Tapınağın güney kapısında, Karyatides adı verilen kadınlı sütunlar duruyor. Tapınak 15. yüzyılda Osmanlı haremi olarak kullanılmış.

Pnika, bilinen ilk mahkeme. Tarihte ilk oylamanın burada yapıldığı bilinmekte. Yaya yolundan devam edince karşınıza antik agora çıkıyor. Tarihte, politika ve güncel olayların tartışıldığı bina, az hasarla günümüze kadar ulaşmış.

Akropolis’te tepeden de gördüğünüz agora tüm ihtişamıyla gelenleri ayakta karşılıyor. Eğer bir tarih ve sanat meraklısıysanız, çelik, cam ve betondan yapılmış ve 4 bine yakın paha biçilmez buluntulara ev sahipliği yapan Akropolis Müzesi görülmesi gereken yerler arasında. Arkeoloji Müzesi‘nde ise neolitik çağdan günümüze tüm hikayeyi izleme şansınız var.

OTOBÜS TURU YAPIN
Atina’yı yürüyerek dolaşmak çok kolay. Ama daha da kolay bir yolu var. O da ‘hop on-hop off’ otobüslerle, 24 saati 10 euro, 48 saati ise 13 euro’ya şehri turlamak.

Tavsiyem, bir tam tur yapıp sonra beğendiğiniz duraklarda inmeniz olacak. Otobüse inip binerken kullanacağınız biletinizi iyi saklamayı ihmal etmeyin.

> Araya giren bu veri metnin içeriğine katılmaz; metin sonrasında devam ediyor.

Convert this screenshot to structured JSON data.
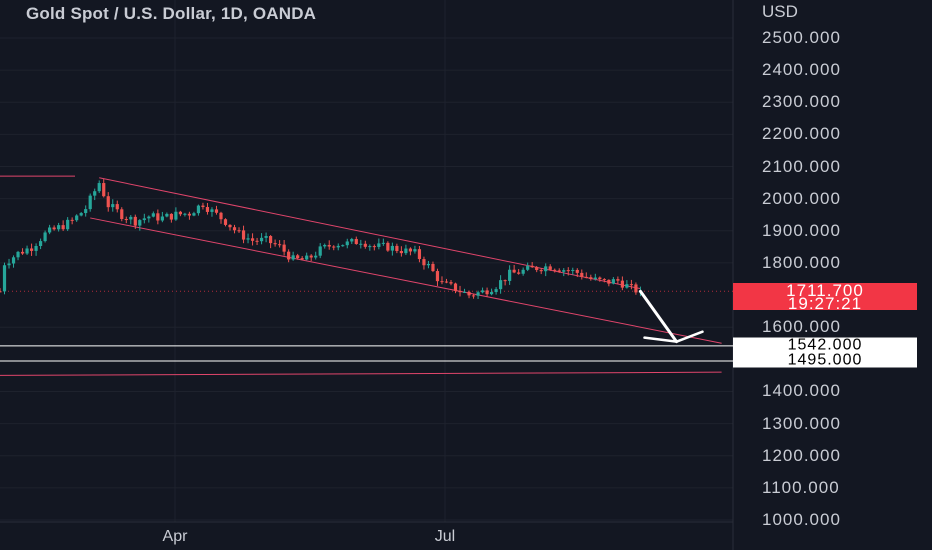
{
  "header": {
    "title": "Gold Spot / U.S. Dollar, 1D, OANDA",
    "currency": "USD"
  },
  "price_badge": {
    "price": "1711.700",
    "countdown": "19:27:21"
  },
  "levels": [
    {
      "price": 1542,
      "label": "1542.000"
    },
    {
      "price": 1495,
      "label": "1495.000"
    }
  ],
  "colors": {
    "background": "#131722",
    "up": "#26a69a",
    "down": "#ef5350",
    "trendline": "#e0456b",
    "level_line": "#ffffff",
    "badge": "#f23645"
  },
  "chart_data": {
    "type": "candlestick",
    "title": "Gold Spot / U.S. Dollar, 1D, OANDA",
    "y_axis": {
      "unit": "USD",
      "ylim": [
        1000,
        2500
      ],
      "ticks": [
        {
          "value": 2500,
          "label": "2500.000"
        },
        {
          "value": 2400,
          "label": "2400.000"
        },
        {
          "value": 2300,
          "label": "2300.000"
        },
        {
          "value": 2200,
          "label": "2200.000"
        },
        {
          "value": 2100,
          "label": "2100.000"
        },
        {
          "value": 2000,
          "label": "2000.000"
        },
        {
          "value": 1900,
          "label": "1900.000"
        },
        {
          "value": 1800,
          "label": "1800.000"
        },
        {
          "value": 1600,
          "label": "1600.000"
        },
        {
          "value": 1400,
          "label": "1400.000"
        },
        {
          "value": 1300,
          "label": "1300.000"
        },
        {
          "value": 1200,
          "label": "1200.000"
        },
        {
          "value": 1100,
          "label": "1100.000"
        },
        {
          "value": 1000,
          "label": "1000.000"
        }
      ]
    },
    "x_axis": {
      "labels": [
        "Apr",
        "Jul"
      ]
    },
    "last_price": 1711.7,
    "price_path": [
      [
        1,
        1800
      ],
      [
        4,
        1830
      ],
      [
        7,
        1850
      ],
      [
        10,
        1890
      ],
      [
        13,
        1910
      ],
      [
        16,
        1930
      ],
      [
        19,
        1970
      ],
      [
        22,
        2050
      ],
      [
        24,
        1980
      ],
      [
        27,
        1950
      ],
      [
        30,
        1930
      ],
      [
        33,
        1945
      ],
      [
        36,
        1940
      ],
      [
        39,
        1950
      ],
      [
        42,
        1955
      ],
      [
        45,
        1985
      ],
      [
        47,
        1960
      ],
      [
        50,
        1930
      ],
      [
        53,
        1890
      ],
      [
        56,
        1870
      ],
      [
        59,
        1870
      ],
      [
        62,
        1850
      ],
      [
        65,
        1810
      ],
      [
        68,
        1810
      ],
      [
        71,
        1840
      ],
      [
        74,
        1860
      ],
      [
        77,
        1860
      ],
      [
        80,
        1870
      ],
      [
        83,
        1850
      ],
      [
        86,
        1850
      ],
      [
        89,
        1840
      ],
      [
        92,
        1830
      ],
      [
        95,
        1790
      ],
      [
        98,
        1735
      ],
      [
        101,
        1720
      ],
      [
        104,
        1700
      ],
      [
        107,
        1710
      ],
      [
        110,
        1730
      ],
      [
        113,
        1765
      ],
      [
        116,
        1775
      ],
      [
        119,
        1785
      ],
      [
        122,
        1790
      ],
      [
        125,
        1780
      ],
      [
        128,
        1770
      ],
      [
        131,
        1750
      ],
      [
        134,
        1740
      ],
      [
        137,
        1745
      ],
      [
        140,
        1720
      ],
      [
        142,
        1711.7
      ]
    ],
    "annotations": {
      "horizontal_levels": [
        1542,
        1495
      ],
      "old_high_line": 2070,
      "channel_upper": [
        [
          22,
          2065
        ],
        [
          142,
          1720
        ]
      ],
      "channel_middle": [
        [
          20,
          1940
        ],
        [
          160,
          1550
        ]
      ],
      "channel_lower": [
        [
          0,
          1450
        ],
        [
          160,
          1460
        ]
      ],
      "forecast_arrow": [
        [
          142,
          1711.7
        ],
        [
          150,
          1555
        ]
      ]
    }
  }
}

Antik bölgeyi bitirdikten sonra sıra butikleri, kafe ve restoranları ile cıvıl cıvıl olan semtlere gelmekte. Yeni şehre indiğinizde tura, Syntagma (Anayasa) Meydanı’ndan başlamak uygun olabilir. Lüks oteller, butikler, kafe ve restoranlarla çevrili meydan, son dönemlerde halkın protesto gösterileri için toplandığı yer.

KOMŞU ŞEHİR PİRE
Atina’ya kadar gelince, bir saatlik bir otobüs yolculuğu ile Pire’ye de geçebilirsiniz. Hop on-hop off otobüs için alınan biletler burası için de geçerli. Ya da şehir otobüsleri ile direkt gitmek de mümkün.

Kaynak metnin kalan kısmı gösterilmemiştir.